Guacamole Dip

Prep Time: 0:10
Cook Time: 0:00
Serves: 4

Ingredients / Shopping List

 

2 ripe avocados pears

I small onion

1 birds-eye red chilli

2 tomatoes

I lime

Salt

Shake of Tabasco sauce

Prep to Cook:  Shallow dish, lemon squeezer, vegetable knife, measuring jug, teaspoon, fork, rolling pin, spatula, serving dish.

Prep: Prep the tomatoes:

Put the tomatoes in the measuring jug and pour over fresh boiling water

Wait a minute and then prod the tomatoes with the fork and remove from the water

Lift the skins from the tomatoes

Cut the tomatoes in half and take the seeds out with the teaspoon and discard

Dice up the tomato flesh into small cubes

Prep the dip ingredients:

Halve the lime and squeeze the juice from both halves

Peel and dice the onion very finely!

De-seed the birds eye chilli and remove the seeds, then dice extremely finely

Half the avocado using a sharp knife through the skin towards the stone, Twist the two halves of the fruit.  Remove the stone( see cook’s know-how), then peel off skin and scrape with a teaspoon to gather all the green pear flesh.

Create the dip:

Cover the avocado flesh with the lime juice, add seasoning and then mash up roughly using a fork or the end of a rolling pin. 
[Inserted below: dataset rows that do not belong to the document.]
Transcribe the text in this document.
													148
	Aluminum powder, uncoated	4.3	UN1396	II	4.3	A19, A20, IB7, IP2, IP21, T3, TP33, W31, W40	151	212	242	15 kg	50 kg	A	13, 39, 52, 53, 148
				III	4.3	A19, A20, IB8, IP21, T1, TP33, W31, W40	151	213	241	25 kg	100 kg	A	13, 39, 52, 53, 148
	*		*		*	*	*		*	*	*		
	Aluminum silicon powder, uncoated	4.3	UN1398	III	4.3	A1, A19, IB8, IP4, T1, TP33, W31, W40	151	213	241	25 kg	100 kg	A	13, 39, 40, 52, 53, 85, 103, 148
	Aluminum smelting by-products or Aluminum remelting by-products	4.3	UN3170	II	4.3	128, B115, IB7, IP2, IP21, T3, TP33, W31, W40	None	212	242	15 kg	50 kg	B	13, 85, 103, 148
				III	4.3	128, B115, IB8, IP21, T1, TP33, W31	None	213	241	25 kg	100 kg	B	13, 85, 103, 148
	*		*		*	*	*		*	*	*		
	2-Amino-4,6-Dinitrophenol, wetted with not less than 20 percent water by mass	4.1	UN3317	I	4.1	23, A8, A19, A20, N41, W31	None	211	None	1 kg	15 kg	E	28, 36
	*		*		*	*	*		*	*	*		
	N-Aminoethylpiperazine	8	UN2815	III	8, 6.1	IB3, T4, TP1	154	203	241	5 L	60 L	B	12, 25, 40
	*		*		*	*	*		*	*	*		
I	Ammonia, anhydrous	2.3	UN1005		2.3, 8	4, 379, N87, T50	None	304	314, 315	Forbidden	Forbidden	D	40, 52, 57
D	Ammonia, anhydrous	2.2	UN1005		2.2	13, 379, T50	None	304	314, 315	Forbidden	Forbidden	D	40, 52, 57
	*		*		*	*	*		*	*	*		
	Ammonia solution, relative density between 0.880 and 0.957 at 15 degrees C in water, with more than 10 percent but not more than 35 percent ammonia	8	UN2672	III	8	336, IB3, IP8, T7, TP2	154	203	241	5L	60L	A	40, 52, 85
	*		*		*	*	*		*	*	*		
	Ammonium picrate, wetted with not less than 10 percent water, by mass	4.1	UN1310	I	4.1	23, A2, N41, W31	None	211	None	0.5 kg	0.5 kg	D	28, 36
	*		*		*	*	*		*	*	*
Add the onion and the tomato and mix thoroughly

Serve immediately – or if keeping for an hour or two, replace the avocado stone and press into the dip.  Cover with cling film.  Chill and use when required 

Check it out!

 

This dip is at its best when freshly made and served.  You can have it lumpy or very smooth.  I prefer the former.  If you are doubtful about the ripeness of the avocado then do not make it.  It is always worth have an alternative at hand as sometimes even the best judgment about the avocado can be wrong.

Recipe Science

Cooks Know How:  Avocado pears are actually tropical fruits, from a tree called Persea Americana.  You can buy green ‘Fuerte’ avocados, or black ‘Hass’ avocados.  They provide more protein than most fruits and contain calories, nearly double that of a banana, because of their high oil content.  They have a unique smooth texture when fully ripe. The flesh is flavoursome and a gorgeous colour.  When you want to remove the big smooth stone in the centre cut through the skin with a sharp knife and ease the two halves apart.  Chop down onto the stone with the sharp knife blade to secure a grip and wiggle out the stone.  Use a teaspoon on ripe fruit to scrape all the lovely green flesh.  It is perhaps a cooks’ greatest disappointment if an avocado fruit is not ripe enough and little can be done to correct the situation apart from starting over again with riper fruits.  Fruit may be best purchased and held at room temperature for a couple of days in a brown paper bag alongside a tomato to ripen fully.

If you have the perfect avocado then making guacamole mash is simply the nicest way to enjoy them.  Rough mashing or ‘smashing’ with the end of a rolling pin or simply a fork will leave some texture rather than reducing the avocado to puree.  The lime simply provides acid to delay the enzymes in the avocado flesh from browning.  It also gives sharpness to the flavour.  Similarly the flavour is developed through using finely diced chilli together with ‘hot’ Tabasco sauce, a matured Tabasco pepper sauce . Your skill is really shown in how fine you can chop the little onion, in this recipe, the finer the better.  You need texture and flavour but not intruding lumps.  Also when dealing with the tomato the aim is to get the texture just right, removing the tough skin and the crunchy pips and dicing up the red flesh to combine through the mixture.  The marriage of vegetables and flavourings creates a lovely mash to serve with fresh bread, flatbreads or fried cornchips.